I do not believe that there was any specific decision to exclude such functions, nor was a rationale established.
As romantic as it might seem that designers (Kernighan, Ritchie, etc.) thought about all the possibilities and excluded the possibilities only after a deep and meaningful consideration, the reality is that the first years of C design (like quite a few other programming languages) followed for a much more modest philosophy: "Start small, don’t sweat about adding features, unless programmers WANT to do something."
Functions, such as variable initialization in for loops, are convenient for programmers - their absence does not stop execution. Thus, even if someone begged or campaigned for such a function (which probably was not), it probably dropped in priority order.
As for how things evolved .....
Until 1999, variable declarations were at the beginning of blocks in C (the code started with { and ended at closing } ), and not inside other statements.

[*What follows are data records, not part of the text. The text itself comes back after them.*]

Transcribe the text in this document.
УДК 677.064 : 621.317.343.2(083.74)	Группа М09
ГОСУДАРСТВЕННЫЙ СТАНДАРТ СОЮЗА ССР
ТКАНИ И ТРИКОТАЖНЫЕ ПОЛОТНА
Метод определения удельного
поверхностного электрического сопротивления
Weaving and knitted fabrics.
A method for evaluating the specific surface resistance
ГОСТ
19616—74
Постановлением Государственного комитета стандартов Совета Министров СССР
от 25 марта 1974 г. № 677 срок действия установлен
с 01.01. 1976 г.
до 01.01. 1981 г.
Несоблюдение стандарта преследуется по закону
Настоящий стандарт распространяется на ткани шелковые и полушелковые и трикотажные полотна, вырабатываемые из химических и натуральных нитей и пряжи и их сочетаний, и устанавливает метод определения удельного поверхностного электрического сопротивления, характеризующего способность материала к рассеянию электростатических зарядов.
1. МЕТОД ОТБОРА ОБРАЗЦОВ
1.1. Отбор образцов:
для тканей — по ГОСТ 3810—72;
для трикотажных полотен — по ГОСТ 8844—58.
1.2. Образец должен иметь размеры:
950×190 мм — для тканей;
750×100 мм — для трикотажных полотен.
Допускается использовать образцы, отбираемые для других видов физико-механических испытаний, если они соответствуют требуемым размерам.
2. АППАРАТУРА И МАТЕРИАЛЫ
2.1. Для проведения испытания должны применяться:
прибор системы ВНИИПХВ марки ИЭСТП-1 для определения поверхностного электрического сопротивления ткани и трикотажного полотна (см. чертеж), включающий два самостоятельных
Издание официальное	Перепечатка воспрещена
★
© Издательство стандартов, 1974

This is how things originally worked in the preliminary standard (K & R) C and previous languages such as B (which was actually an abbreviated derivative of previous languages).
Variable declaration / initialization in a for loop was introduced first in C ++. It appeared quite early (for example, in section 19 in ARM), and was eventually introduced into the first C ++ standard, which was ratified at the end of 1998.
There was some discussion in the C standard committee during the development of the C ++ standard (which took a decade) about adopting some C ++ functions in C. This discussion was often mainly in line with the “anything else in C break if we added this is?". A number of compiler providers have already implemented several of these functions in their C compilers as additional extensions (or their C compilers were actually C ++ compilers, with settings to disable C ++ functions incompatible with C), so the discussion of adding these functions was quite concise. Therefore, these functions, easily added to C from C ++, appeared in the 1999 C standard. Variable declaration / initialization in the for loop was one of these functions.
There is no evidence from this story of any particular decision or justification for the exclusion of such symptoms from early C - in short, they probably simply did not think about it.